The man was detained outside Republican Ken Paxton’s election night watch party and police say he was taken to headquarters for further investigation.
A brief police statement made no mention of Paxton’s event and it remained unclear whether the incident was linked to it.
Police said the vehicle had no license plate and officers found ammunition while searching it. The man was not identified.
Democratic polling locations in Dallas and Williamson counties stayed open late because of confusion caused by the county Republican parties refusing to hold a joint primary with Democrats. That forced voters to go to local precincts to cast ballots rather than countywide facilities they usually use.
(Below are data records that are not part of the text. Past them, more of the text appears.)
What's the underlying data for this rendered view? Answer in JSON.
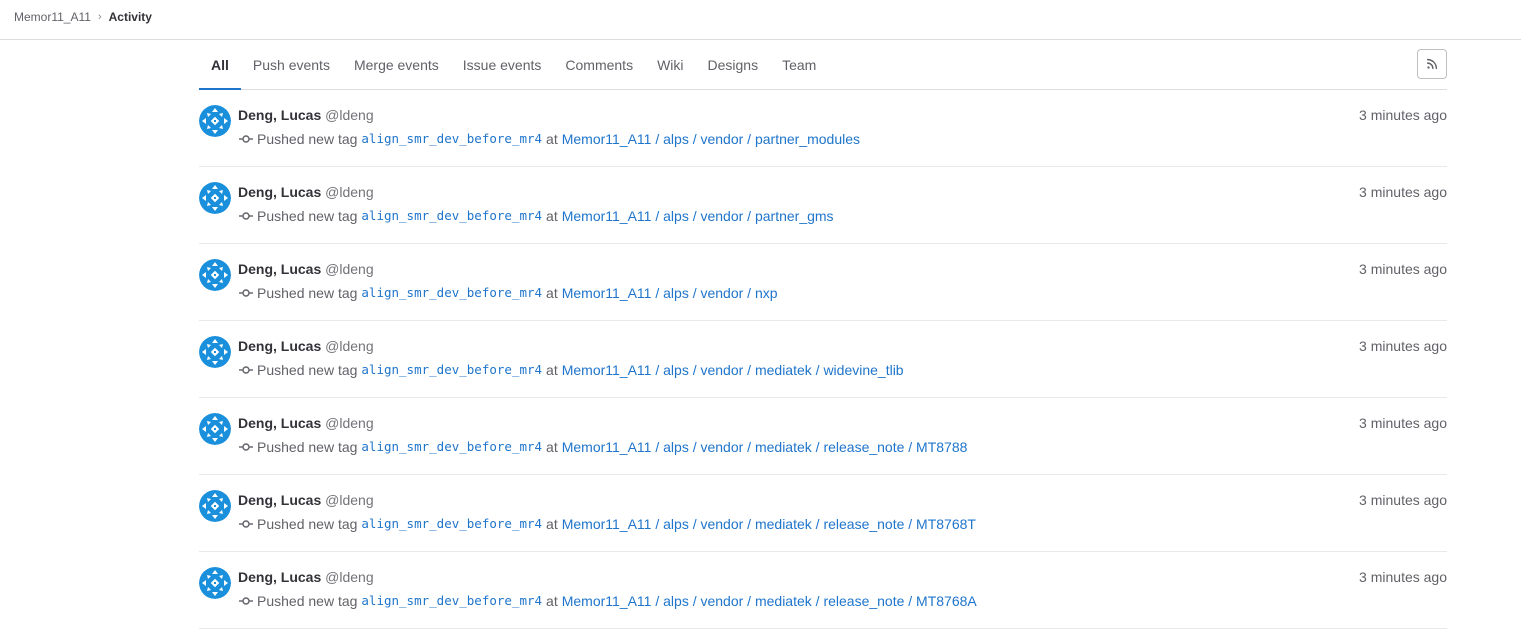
{
  "breadcrumb": {
    "project": "Memor11_A11",
    "current": "Activity"
  },
  "tabs": [
    {
      "label": "All",
      "active": true
    },
    {
      "label": "Push events"
    },
    {
      "label": "Merge events"
    },
    {
      "label": "Issue events"
    },
    {
      "label": "Comments"
    },
    {
      "label": "Wiki"
    },
    {
      "label": "Designs"
    },
    {
      "label": "Team"
    }
  ],
  "rss_icon": "rss-icon",
  "events": [
    {
      "author": "Deng, Lucas",
      "username": "@ldeng",
      "action": "Pushed new tag",
      "tag": "align_smr_dev_before_mr4",
      "at": "at",
      "project": "Memor11_A11 / alps / vendor / partner_modules",
      "time": "3 minutes ago"
    },
    {
      "author": "Deng, Lucas",
      "username": "@ldeng",
      "action": "Pushed new tag",
      "tag": "align_smr_dev_before_mr4",
      "at": "at",
      "project": "Memor11_A11 / alps / vendor / partner_gms",
      "time": "3 minutes ago"
    },
    {
      "author": "Deng, Lucas",
      "username": "@ldeng",
      "action": "Pushed new tag",
      "tag": "align_smr_dev_before_mr4",
      "at": "at",
      "project": "Memor11_A11 / alps / vendor / nxp",
      "time": "3 minutes ago"
    },
    {
      "author": "Deng, Lucas",
      "username": "@ldeng",
      "action": "Pushed new tag",
      "tag": "align_smr_dev_before_mr4",
      "at": "at",
      "project": "Memor11_A11 / alps / vendor / mediatek / widevine_tlib",
      "time": "3 minutes ago"
    },
    {
      "author": "Deng, Lucas",
      "username": "@ldeng",
      "action": "Pushed new tag",
      "tag": "align_smr_dev_before_mr4",
      "at": "at",
      "project": "Memor11_A11 / alps / vendor / mediatek / release_note / MT8788",
      "time": "3 minutes ago"
    },
    {
      "author": "Deng, Lucas",
      "username": "@ldeng",
      "action": "Pushed new tag",
      "tag": "align_smr_dev_before_mr4",
      "at": "at",
      "project": "Memor11_A11 / alps / vendor / mediatek / release_note / MT8768T",
      "time": "3 minutes ago"
    },
    {
      "author": "Deng, Lucas",
      "username": "@ldeng",
      "action": "Pushed new tag",
      "tag": "align_smr_dev_before_mr4",
      "at": "at",
      "project": "Memor11_A11 / alps / vendor / mediatek / release_note / MT8768A",
      "time": "3 minutes ago"
    }
  ],
  "colors": {
    "link": "#1f75cb",
    "avatar": "#1a8fdb",
    "active_tab_underline": "#1f75cb"
  }
}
The polls stayed open an extra two hours in Dallas. In Williamson, which includes the suburbs north of Austin, two precincts were allowed to stay open until 10 p.m. local time.
Voting also was extended for an additional hour in El Paso due to a problem with the county’s voter check-in system. — This post replaces a previous post that incorrectly stated that voting had not been extended in Williamson County.
Former Democratic Gov. Roy Cooper and ex-Republican National Committee Chairman Michael Whatley each won their party’s U.S. Senate nominations in North Carolina, setting the bout for a fall campaign that could determine control of the chamber.
Both clinched their elections in crowded fields to replace retiring Sen. Thom Tillis. He isn’t seeking a third term.
Cooper’s entry lifted Democratic hopes for regaining Senate control of the chamber. Whatley ran after receiving the endorsement of President Donald Trump.
The man was detained outside Republican Ken Paxton’s watch party in Dallas and ammunition magazines and shotgun shells were removed from a car parked outside the venue.
The man was placed in the back of a Dallas police cruiser and later taken away. It was not immediately known whether the incident was connected to the Paxton event.
Paxton, who is running for U.S. Senate, is holding his primary night watch party at a Marriott hotel. Attendees were starting to arrive when the man was detained. The Dallas Police Department and the Paxton campaign did not immediately comment.
Alex Muse, one of the attendees, said a man wearing a camouflage hat, sunglasses and mask covering his mouth and nose entered the hotel and was immediately instructed to exit the property. Muse said the man was also carrying a camouflage rucksack.
“I think it alarmed everyone that he was all in camo, had a rucksack on, face covering,” Muse said.
She says irregularities in Dallas County, her home base, could be determinative in an extremely close election.
“If one person has the right to vote and they weren’t allowed to cast their vote, we should all be standing together — Democrats, Republicans — and we should all be raising hell,” she said at a news conference shortly after a judge extended voting hours in Dallas County.
“So I am asking you, I am begging you, to make sure that you go ahead and figure out where it is that you are supposed to vote,” she added. “Stand in line, wait in line.”
A Dallas judge ordered the polls to stay open an extra two hours until 9 pm local time.
The extension follows chaos in the county and a suburban one outside Austin because the local Republican parties refused to hold joint primaries with Democrats. That meant that rather than voting at countywide vote centers as has been done for years in Texas, voters in those two counties needed to find their own precincts to cast ballots.
Hundreds were unable to vote, Dallas Democrats said. Democrats asked a judge to extend poll hours. Rep. Jasmine Crockett said the extended hours only apply to Democratic primary sites because the GOP did not make the request as well.
North Carolina law says the voting sites close at 7:30 p.m. ET and that anyone in line at the time can still cast a ballot.
But one of the roughly 2,600 sites statewide is staying open for an hour longer. The State Board of Elections gave voters extra time in a rural Halifax County precinct because workers had a problem with electronic poll books and didn’t use any backup measures to let people vote.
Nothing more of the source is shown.